Legend
Back when girls were schooled
to obey, we learned of a woman
who quit her father’s domain
and took to the rutted roads.
Brave as the wind, she dismissed
warring chieftains like children,
shouldered a bishop’s mantle,
commanded the Shannon’s flow.
She banished the cobbler
who raised a hand to his wife,
and counted buds on the ash
as a king counts his silver.
Washerwomen, scullery girls,
spinners and weavers:
all walked in Brigid’s footsteps
and couldn’t be called back home.
(Unpublished poem)
Biography
Born in 1961, Jane Clarke grew up on a farm in the west of Ireland and now lives with her wife in the uplands of county Wicklow. She holds a BA in English and Philosophy from Trinity College, Dublin and an MPhil in Writing from the University of South Wales, and has a background in psychoanalytic psychotherapy.

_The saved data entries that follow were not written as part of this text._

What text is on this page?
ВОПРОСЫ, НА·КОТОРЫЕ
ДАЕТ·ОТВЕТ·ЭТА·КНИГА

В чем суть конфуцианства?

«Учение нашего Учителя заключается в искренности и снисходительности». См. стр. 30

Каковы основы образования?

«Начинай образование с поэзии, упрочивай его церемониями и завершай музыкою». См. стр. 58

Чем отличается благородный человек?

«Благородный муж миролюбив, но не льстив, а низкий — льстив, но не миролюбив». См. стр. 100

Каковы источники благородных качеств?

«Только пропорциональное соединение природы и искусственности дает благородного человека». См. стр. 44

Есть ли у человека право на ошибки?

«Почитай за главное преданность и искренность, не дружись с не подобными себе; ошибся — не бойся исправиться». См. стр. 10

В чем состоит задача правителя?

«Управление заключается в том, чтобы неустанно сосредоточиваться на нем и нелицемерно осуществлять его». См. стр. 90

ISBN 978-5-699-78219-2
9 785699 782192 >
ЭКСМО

Jane Clarke is the author of three poetry collections, „The River“ (2015), „When the Tree Falls“ (2019) and „A Change in the Air“ (2023) published by Bloodaxe Books. She edited the illustrated anthology „Windfall: Irish Nature Poems to Inspire and Connect“ (Hachette Books Ireland, 2023).
She was the 2022 recipient of the Ireland Chair of Poetry Award and she received an Arts Council of Ireland Literature Bursary Award in 2024.
Jane’s fourth collection will be published by Bloodaxe Books in October 2026. She is currently editing an illustrated anthology of poetry and prose for publication by New Island Books in September 2025. Her most recent collection, „A Change in the Air“, was shortlisted for the Forward Prize for Best Collection 2023 and the T.S. Eliot Prize 2023 and longlisted for the Laurel Prize 2023 for nature and ecopoetry.